A 12-year-old boy comes of age in 1969 Key West against the backdrop of the Apollo moon landing, when he begins to sell cocaine so his mother can stop stripping.
Set in 1969, a twelve-year-old grows up in Key West with his mother, who is paying the bills by stripping at the local topless bar. The boy finds out about her activities and tries to convince her to stop, to no avail. A local restaurant owner hires him to collect fish from a boat out in the bay, and the boy discovers that the restaurant owner is using the fish to bring drugs in to shore. He steals one load and goes about selling it so his mother can afford to quit her job.—Ed Sutton <[email protected]>
After being decommissioned, Lt. John Cross with the US Navy, he a bomber pilot during the Vietnam War, moved his family from Texas to Key West, Florida. A specific event in the war left him scarred emotionally, and as such abandoned the family in Key West to live in a monastery in order to cleanse his soul. It's now the summer of 1969. Life for his wife, Tracy Cross, and their now twelve year old son, Chris Cross, largely revolves around the Eden Hotel where they live and where Tracy works waiting tables during the day, that job which reduces their rent. Tracy's dream is to save enough money to buy a house to be able to move from the hotel. Chris, who loves and misses his father and still expects him to come home one day, wants to do whatever he can to achieve this dream by working a series of odd jobs himself, although Tracy tells him that the money he earns is his and his alone. Without telling Chris, Tracy, much against the abhorrent thought of it, accepts the job to replace departing Monica, one of the strippers where she tends bar at night, that stripper job which will net her five times what she currently makes. Tracy and Chris' already complicated life becomes more complicated: as Chris has his first case of puppy love, with an older "woman", Termina, who is one year ahead of him in school; when he discovers that his mother is working as a stripper; as Joe, a seemingly unemployed vacationer, enters their life, he the first man who has piqued her romantic interest since the divorce; and as Chris, on one of his odd jobs, stumbles upon what he believes is an opportunity for them to get out from under their financial burden, an opportunity, in Chris' naive child's view, which he is somewhat oblivious is fraught with adult dangers.—Huggo
Divorced mom Tracy Cross (Hawn) raises her 12-year-old son, Christopher (Arnott), in Key West in 1969 around the time of the Apollo 11 moon landing. Chris narrates the film in voice-over and talks about his "screwed up" life living with his mother in a cheap hotel. Chris' father (Carradine) was an Annapolis trained fighter pilot who had served in Vietnam. However, he became seriously disturbed after bombing a civilian hospital and burned his uniform as a "killers costume". Falling into alcoholism, he deserts Chris and Tracy moving into a commune separating himself from society. Chris hasn't seen his father in three years and still loves him deeply.

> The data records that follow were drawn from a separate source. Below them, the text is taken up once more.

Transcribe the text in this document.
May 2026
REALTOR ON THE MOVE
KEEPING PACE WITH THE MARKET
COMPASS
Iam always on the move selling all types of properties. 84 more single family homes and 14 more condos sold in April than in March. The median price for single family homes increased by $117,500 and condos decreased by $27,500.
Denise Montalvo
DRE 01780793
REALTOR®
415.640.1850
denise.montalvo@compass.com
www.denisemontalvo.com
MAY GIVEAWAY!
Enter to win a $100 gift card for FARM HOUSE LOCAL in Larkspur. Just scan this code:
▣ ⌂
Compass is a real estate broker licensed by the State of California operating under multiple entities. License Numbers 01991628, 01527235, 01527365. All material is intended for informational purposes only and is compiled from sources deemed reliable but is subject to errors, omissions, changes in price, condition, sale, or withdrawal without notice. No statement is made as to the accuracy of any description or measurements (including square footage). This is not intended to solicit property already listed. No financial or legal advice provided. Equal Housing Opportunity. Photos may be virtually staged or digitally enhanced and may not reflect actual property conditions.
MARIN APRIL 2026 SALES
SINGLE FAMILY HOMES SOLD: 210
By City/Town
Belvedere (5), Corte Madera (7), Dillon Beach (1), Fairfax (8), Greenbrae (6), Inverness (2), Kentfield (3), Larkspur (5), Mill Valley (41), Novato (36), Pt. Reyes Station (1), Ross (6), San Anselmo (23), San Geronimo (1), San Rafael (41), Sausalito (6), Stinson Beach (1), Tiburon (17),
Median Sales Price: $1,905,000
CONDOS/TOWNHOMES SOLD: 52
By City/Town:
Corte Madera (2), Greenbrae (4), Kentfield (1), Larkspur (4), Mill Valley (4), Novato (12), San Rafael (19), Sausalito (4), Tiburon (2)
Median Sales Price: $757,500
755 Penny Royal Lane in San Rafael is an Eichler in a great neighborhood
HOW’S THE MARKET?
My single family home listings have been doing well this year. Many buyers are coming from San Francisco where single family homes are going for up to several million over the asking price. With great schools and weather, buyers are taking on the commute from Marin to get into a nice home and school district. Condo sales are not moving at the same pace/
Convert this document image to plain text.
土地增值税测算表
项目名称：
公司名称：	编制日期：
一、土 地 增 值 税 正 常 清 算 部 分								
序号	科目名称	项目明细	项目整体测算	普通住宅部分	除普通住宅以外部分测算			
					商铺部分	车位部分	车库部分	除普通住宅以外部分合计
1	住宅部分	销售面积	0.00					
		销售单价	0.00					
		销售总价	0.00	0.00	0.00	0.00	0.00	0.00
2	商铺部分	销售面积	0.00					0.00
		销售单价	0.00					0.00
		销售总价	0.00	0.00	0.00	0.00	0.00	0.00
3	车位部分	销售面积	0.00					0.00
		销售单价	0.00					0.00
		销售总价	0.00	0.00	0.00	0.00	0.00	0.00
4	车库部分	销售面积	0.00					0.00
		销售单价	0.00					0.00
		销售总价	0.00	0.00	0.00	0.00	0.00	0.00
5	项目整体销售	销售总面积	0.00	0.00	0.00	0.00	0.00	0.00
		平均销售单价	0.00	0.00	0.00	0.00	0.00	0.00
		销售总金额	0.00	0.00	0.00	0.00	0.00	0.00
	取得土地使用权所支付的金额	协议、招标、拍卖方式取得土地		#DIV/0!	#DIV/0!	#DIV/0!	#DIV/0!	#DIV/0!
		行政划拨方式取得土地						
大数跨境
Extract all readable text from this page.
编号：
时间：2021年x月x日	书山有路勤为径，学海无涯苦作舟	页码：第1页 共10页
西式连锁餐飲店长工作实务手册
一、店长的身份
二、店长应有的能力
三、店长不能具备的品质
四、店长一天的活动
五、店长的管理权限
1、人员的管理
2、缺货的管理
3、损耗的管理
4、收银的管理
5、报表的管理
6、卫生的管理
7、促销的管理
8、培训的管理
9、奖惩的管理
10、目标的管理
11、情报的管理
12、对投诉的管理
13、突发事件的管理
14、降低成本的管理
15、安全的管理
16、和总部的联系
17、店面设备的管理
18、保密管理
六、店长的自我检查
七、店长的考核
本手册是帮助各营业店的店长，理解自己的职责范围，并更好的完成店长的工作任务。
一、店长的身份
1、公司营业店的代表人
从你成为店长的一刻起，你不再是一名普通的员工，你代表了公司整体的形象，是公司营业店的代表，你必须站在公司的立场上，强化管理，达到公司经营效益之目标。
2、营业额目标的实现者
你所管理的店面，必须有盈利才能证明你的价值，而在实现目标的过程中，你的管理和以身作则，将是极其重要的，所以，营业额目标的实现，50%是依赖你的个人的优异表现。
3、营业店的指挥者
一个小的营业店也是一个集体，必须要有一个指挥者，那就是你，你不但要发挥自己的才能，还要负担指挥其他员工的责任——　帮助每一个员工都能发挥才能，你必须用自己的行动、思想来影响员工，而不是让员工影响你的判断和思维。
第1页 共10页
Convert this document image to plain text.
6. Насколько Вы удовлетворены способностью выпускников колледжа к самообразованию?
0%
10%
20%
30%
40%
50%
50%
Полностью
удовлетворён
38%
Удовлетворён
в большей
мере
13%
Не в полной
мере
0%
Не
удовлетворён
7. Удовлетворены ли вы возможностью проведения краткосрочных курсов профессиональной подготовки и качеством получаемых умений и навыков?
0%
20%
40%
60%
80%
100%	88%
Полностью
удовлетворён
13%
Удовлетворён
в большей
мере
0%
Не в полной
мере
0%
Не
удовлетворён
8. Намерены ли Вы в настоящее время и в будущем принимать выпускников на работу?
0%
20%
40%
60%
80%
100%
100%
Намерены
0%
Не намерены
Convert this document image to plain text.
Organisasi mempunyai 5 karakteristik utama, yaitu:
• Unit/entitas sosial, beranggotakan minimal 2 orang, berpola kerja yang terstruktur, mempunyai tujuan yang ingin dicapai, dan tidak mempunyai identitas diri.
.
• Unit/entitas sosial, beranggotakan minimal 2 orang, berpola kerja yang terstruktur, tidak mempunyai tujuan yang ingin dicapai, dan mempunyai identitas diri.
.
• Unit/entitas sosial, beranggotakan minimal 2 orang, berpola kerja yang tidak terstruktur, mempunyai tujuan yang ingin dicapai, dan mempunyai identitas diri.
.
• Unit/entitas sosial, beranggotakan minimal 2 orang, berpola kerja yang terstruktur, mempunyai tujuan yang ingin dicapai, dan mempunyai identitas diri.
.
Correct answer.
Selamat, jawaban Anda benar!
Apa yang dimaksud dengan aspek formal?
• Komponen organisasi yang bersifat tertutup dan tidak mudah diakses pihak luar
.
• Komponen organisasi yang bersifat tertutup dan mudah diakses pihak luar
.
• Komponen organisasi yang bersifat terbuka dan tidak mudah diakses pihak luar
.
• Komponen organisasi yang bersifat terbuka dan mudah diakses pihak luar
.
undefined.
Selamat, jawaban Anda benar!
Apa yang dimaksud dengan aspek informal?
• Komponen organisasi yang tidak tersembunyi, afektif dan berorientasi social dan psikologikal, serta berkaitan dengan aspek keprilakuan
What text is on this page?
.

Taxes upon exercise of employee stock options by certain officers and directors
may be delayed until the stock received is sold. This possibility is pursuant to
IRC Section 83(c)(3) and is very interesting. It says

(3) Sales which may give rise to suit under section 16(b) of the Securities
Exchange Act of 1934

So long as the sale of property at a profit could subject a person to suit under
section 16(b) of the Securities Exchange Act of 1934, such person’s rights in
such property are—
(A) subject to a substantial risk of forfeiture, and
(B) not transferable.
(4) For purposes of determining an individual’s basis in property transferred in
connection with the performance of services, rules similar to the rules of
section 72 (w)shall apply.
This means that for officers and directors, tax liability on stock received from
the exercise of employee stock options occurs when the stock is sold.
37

Chris delivers papers and fish to help support his mother who works as a bartender and waitress. He unwittingly discovers that there are drugs hidden in the fish he is delivering and becomes a small time drug dealer out of desperation when he finds his mother, Tracy, has resorted to working as a stripper to support them. She is ashamed when he confronts her with this, but she tells him that sometimes in life one has to do what is not good to get what is. Chris visits his father in the commune and attempts to get him to reconcile with Tracy but to no avail.
A stranger, Joe (Howard), comes to town and strikes up a relationship with Tracy. This further disturbs her son. Joe turns out to be a law-enforcement undercover agent, working to bring down the drug ring. His relationship with Tracy and her son complicates matters as the time comes to make the arrest. Chris narrowly escapes being killed when he delivers the drugs and it degenerates into a shootout. In the end, he spends the night in jail and is put on probation learning a valuable lesson. He and Tracy move into a mobile home park and she retires from stripping. The Apollo moon landing is mentioned throughout the film as a sort of metaphor and Chris mentions in the end how happy the astronauts must have been to have returned to the earth no matter how screwed up it is.